Bruit dans la salle d’attente. La porte du cabinet de Madame Fusin-Dumerg s’ouvre sur un homme portant une brique dans la main droite.

« — Excusez-moi ! Pourriez-vous m’indiquer la direction de la tour de Babel s’il vous plaît ? Je dois apporter cette brique tout en haut de la tour. Il paraît qu’il y en a pour un an et que… »
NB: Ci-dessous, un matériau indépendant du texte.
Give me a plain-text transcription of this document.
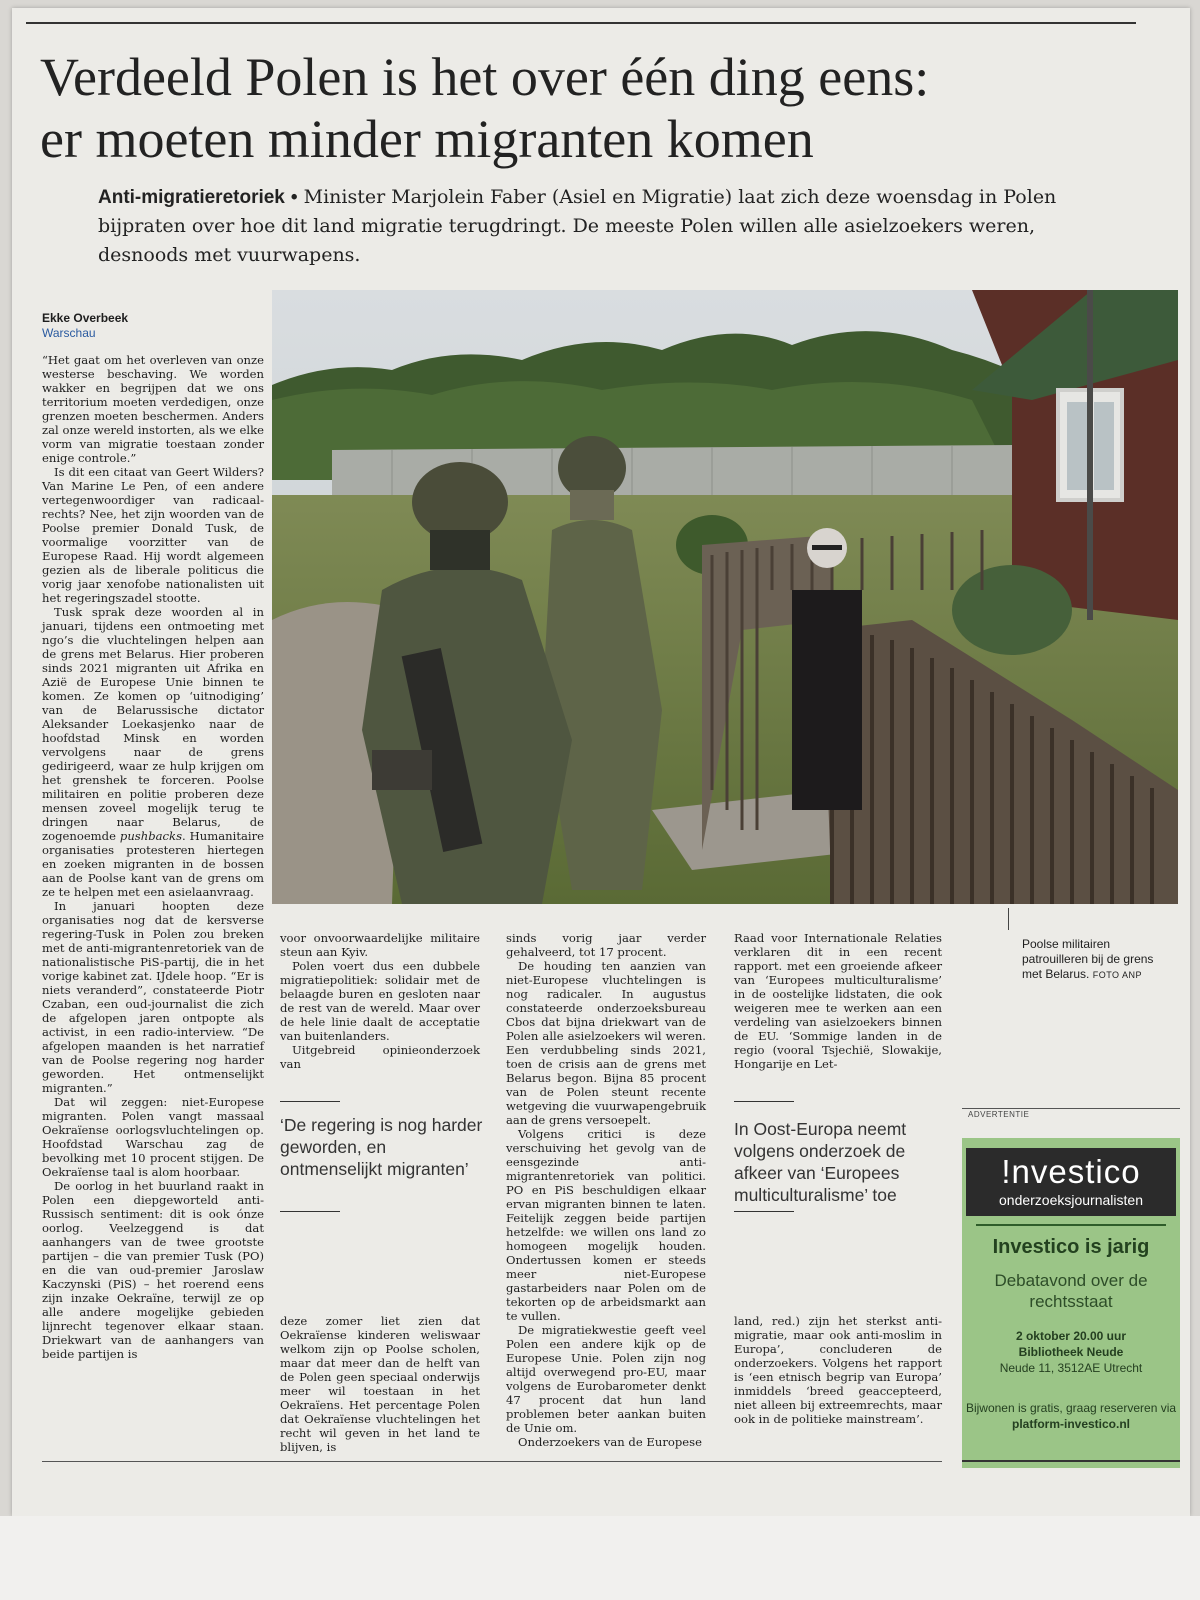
Verdeeld Polen is het over één ding eens:
er moeten minder migranten komen

Anti-migratieretoriek • Minister Marjolein Faber (Asiel en Migratie) laat zich deze woensdag in Polen bijpraten over hoe dit land migratie terugdringt. De meeste Polen willen alle asielzoekers weren, desnoods met vuurwapens.

Ekke Overbeek
Warschau

“Het gaat om het overleven van onze westerse beschaving. We worden wakker en begrijpen dat we ons territorium moeten verdedigen, onze grenzen moeten beschermen. Anders zal onze wereld instorten, als we elke vorm van migratie toestaan zonder enige controle.”

Is dit een citaat van Geert Wilders? Van Marine Le Pen, of een andere vertegenwoordiger van radicaal-rechts? Nee, het zijn woorden van de Poolse premier Donald Tusk, de voormalige voorzitter van de Europese Raad. Hij wordt algemeen gezien als de liberale politicus die vorig jaar xenofobe nationalisten uit het regeringszadel stootte.

Tusk sprak deze woorden al in januari, tijdens een ontmoeting met ngo’s die vluchtelingen helpen aan de grens met Belarus. Hier proberen sinds 2021 migranten uit Afrika en Azië de Europese Unie binnen te komen. Ze komen op ‘uitnodiging’ van de Belarussische dictator Aleksander Loekasjenko naar de hoofdstad Minsk en worden vervolgens naar de grens gedirigeerd, waar ze hulp krijgen om het grenshek te forceren. Poolse militairen en politie proberen deze mensen zoveel mogelijk terug te dringen naar Belarus, de zogenoemde pushbacks. Humanitaire organisaties protesteren hiertegen en zoeken migranten in de bossen aan de Poolse kant van de grens om ze te helpen met een asielaanvraag.

In januari hoopten deze organisaties nog dat de kersverse regering-Tusk in Polen zou breken met de anti-migrantenretoriek van de nationalistische PiS-partij, die in het vorige kabinet zat. IJdele hoop. “Er is niets veranderd”, constateerde Piotr Czaban, een oud-journalist die zich de afgelopen jaren ontpopte als activist, in een radio-interview. “De afgelopen maanden is het narratief van de Poolse regering nog harder geworden. Het ontmenselijkt migranten.”

Dat wil zeggen: niet-Europese migranten. Polen vangt massaal Oekraïense oorlogsvluchtelingen op. Hoofdstad Warschau zag de bevolking met 10 procent stijgen. De Oekraïense taal is alom hoorbaar.

De oorlog in het buurland raakt in Polen een diepgeworteld anti-Russisch sentiment: dit is ook ónze oorlog. Veelzeggend is dat aanhangers van de twee grootste partijen – die van premier Tusk (PO) en die van oud-premier Jaroslaw Kaczynski (PiS) – het roerend eens zijn inzake Oekraïne, terwijl ze op alle andere mogelijke gebieden lijnrecht tegenover elkaar staan. Driekwart van de aanhangers van beide partijen is

Poolse militairen patrouilleren bij de grens met Belarus. FOTO ANP

voor onvoorwaardelijke militaire steun aan Kyiv.

Polen voert dus een dubbele migratiepolitiek: solidair met de belaagde buren en gesloten naar de rest van de wereld. Maar over de hele linie daalt de acceptatie van buitenlanders.

Uitgebreid opinieonderzoek van

‘De regering is nog harder geworden, en ontmenselijkt migranten’

deze zomer liet zien dat Oekraïense kinderen weliswaar welkom zijn op Poolse scholen, maar dat meer dan de helft van de Polen geen speciaal onderwijs meer wil toestaan in het Oekraïens. Het percentage Polen dat Oekraïense vluchtelingen het recht wil geven in het land te blijven, is

sinds vorig jaar verder gehalveerd, tot 17 procent.

De houding ten aanzien van niet-Europese vluchtelingen is nog radicaler. In augustus constateerde onderzoeksbureau Cbos dat bijna driekwart van de Polen alle asielzoekers wil weren. Een verdubbeling sinds 2021, toen de crisis aan de grens met Belarus begon. Bijna 85 procent van de Polen steunt recente wetgeving die vuurwapengebruik aan de grens versoepelt.

Volgens critici is deze verschuiving het gevolg van de eensgezinde anti-migrantenretoriek van politici. PO en PiS beschuldigen elkaar ervan migranten binnen te laten. Feitelijk zeggen beide partijen hetzelfde: we willen ons land zo homogeen mogelijk houden. Ondertussen komen er steeds meer niet-Europese gastarbeiders naar Polen om de tekorten op de arbeidsmarkt aan te vullen.

De migratiekwestie geeft veel Polen een andere kijk op de Europese Unie. Polen zijn nog altijd overwegend pro-EU, maar volgens de Eurobarometer denkt 47 procent dat hun land problemen beter aankan buiten de Unie om.

Onderzoekers van de Europese

Raad voor Internationale Relaties verklaren dit in een recent rapport. met een groeiende afkeer van ‘Europees multiculturalisme’ in de oostelijke lidstaten, die ook weigeren mee te werken aan een verdeling van asielzoekers binnen de EU. ‘Sommige landen in de regio (vooral Tsjechië, Slowakije, Hongarije en Let-

In Oost-Europa neemt volgens onderzoek de afkeer van ‘Europees multiculturalisme’ toe

land, red.) zijn het sterkst anti-migratie, maar ook anti-moslim in Europa’, concluderen de onderzoekers. Volgens het rapport is ‘een etnisch begrip van Europa’ inmiddels ‘breed geaccepteerd, niet alleen bij extreemrechts, maar ook in de politieke mainstream’.

ADVERTENTIE
!nvestico
onderzoeksjournalisten
Investico is jarig
Debatavond over de rechtsstaat
2 oktober 20.00 uur
Bibliotheek Neude
Neude 11, 3512AE Utrecht
Bijwonen is gratis, graag reserveren via
platform-investico.nl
S’ensuit une formidable explosion. La porte du cabinet vole en éclat. Et un pan de mur entier pendant qu’on y est, y a pas de raison ! L’homme vient d’être emporté par un obus de mortier. Loin de s’en étonner, Madame Fusin-Dumerg appelle successivement le service de nettoyage et une entreprise de maçonnerie, toutes les deux réputées pour intervenir rapidement de jour comme de nuit. Ensuite ? Ensuite et après ce petit détour, elle s’en retourne vers un Monsieur Z qui, de son côté, avait regardé la scène en se demandant s’il n’avait pas rêvé.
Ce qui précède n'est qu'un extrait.